The mundane is oppressive. Without the glamour of literature or music, we must go through the excruciating hardships of everyday tasks without the comfort of narrative symbolism. It’s easy to imagine that Walter and Andrea — a multi-instrumentalist and a poet, respectively — once lived a bohemian lifestyle, but nowadays whatever glamour there might have been is gone. At one point, Walter verbalizes: “The weight of a loss, it never really goes away. You just carry it.” Life takes its toll; we carry our ever growing burdens and inadequately adapt to them. In one moment of deadpan humor, Walter discusses, with casual boredom, pragmatic marital and home issues with his wife while wearing a t-shirt that reads, “let this moment be forever”.
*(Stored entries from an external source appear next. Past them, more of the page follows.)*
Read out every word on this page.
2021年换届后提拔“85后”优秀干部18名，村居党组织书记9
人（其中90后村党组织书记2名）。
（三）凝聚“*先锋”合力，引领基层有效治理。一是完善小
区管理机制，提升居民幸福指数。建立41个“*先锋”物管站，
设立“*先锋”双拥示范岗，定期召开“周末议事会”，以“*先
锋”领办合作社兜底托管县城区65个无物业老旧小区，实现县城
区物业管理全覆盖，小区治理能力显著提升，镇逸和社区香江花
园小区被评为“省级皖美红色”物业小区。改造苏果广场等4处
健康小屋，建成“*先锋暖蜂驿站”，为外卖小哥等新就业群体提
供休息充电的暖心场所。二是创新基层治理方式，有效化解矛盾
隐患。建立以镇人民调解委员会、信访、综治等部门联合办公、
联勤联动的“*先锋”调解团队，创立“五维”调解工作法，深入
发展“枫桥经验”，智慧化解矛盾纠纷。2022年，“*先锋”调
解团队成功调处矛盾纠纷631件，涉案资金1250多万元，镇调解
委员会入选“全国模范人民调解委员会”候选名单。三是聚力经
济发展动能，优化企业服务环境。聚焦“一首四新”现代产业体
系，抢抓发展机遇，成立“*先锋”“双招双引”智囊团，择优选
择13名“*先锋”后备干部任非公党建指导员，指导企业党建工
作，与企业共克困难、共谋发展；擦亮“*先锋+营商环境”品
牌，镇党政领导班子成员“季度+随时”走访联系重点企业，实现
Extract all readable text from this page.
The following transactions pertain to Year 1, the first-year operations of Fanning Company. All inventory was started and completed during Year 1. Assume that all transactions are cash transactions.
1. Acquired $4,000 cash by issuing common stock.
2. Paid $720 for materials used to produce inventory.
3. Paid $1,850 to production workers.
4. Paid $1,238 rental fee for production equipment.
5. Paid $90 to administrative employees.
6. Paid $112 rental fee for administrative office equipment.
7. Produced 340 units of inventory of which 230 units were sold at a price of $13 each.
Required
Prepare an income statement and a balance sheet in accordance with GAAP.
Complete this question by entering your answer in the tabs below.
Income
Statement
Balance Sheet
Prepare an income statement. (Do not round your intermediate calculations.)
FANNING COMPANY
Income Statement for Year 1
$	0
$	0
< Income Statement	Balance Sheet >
Director Matt Boyd seems to be genuinely sympathetic to Walter and tastefully refuses to explore tear-jerking moments, but we can feel their offscreen presence, especially when we see the protagonist’s troubled relationship with his parents. Whether it’s in Walter’s music writing or in the rainy melancholic images of the city landscape, a sense of gloom pervades the whole film. Much like Walter himself, A Rubberband Is an Unlikely Instrument is ambitiously flawed, and there is no other way for it to be. It is not an easy experience: whether in its subject matter, its bleakness, or its pacing, the fluid narrative doesn’t demand audience participation as much as it calls for psychological projection. Close up, we’re all terribly bland, boring and inarticulate. In a world now filled with countless indie DIY documentaries, A Rubberband Is an Unlikely Instrument manages to stand out, with a challenging structure and a careful meditation on the zeitgeist of detached ennui. The dream is gone, and yet it seems as if there was barely one to begin with.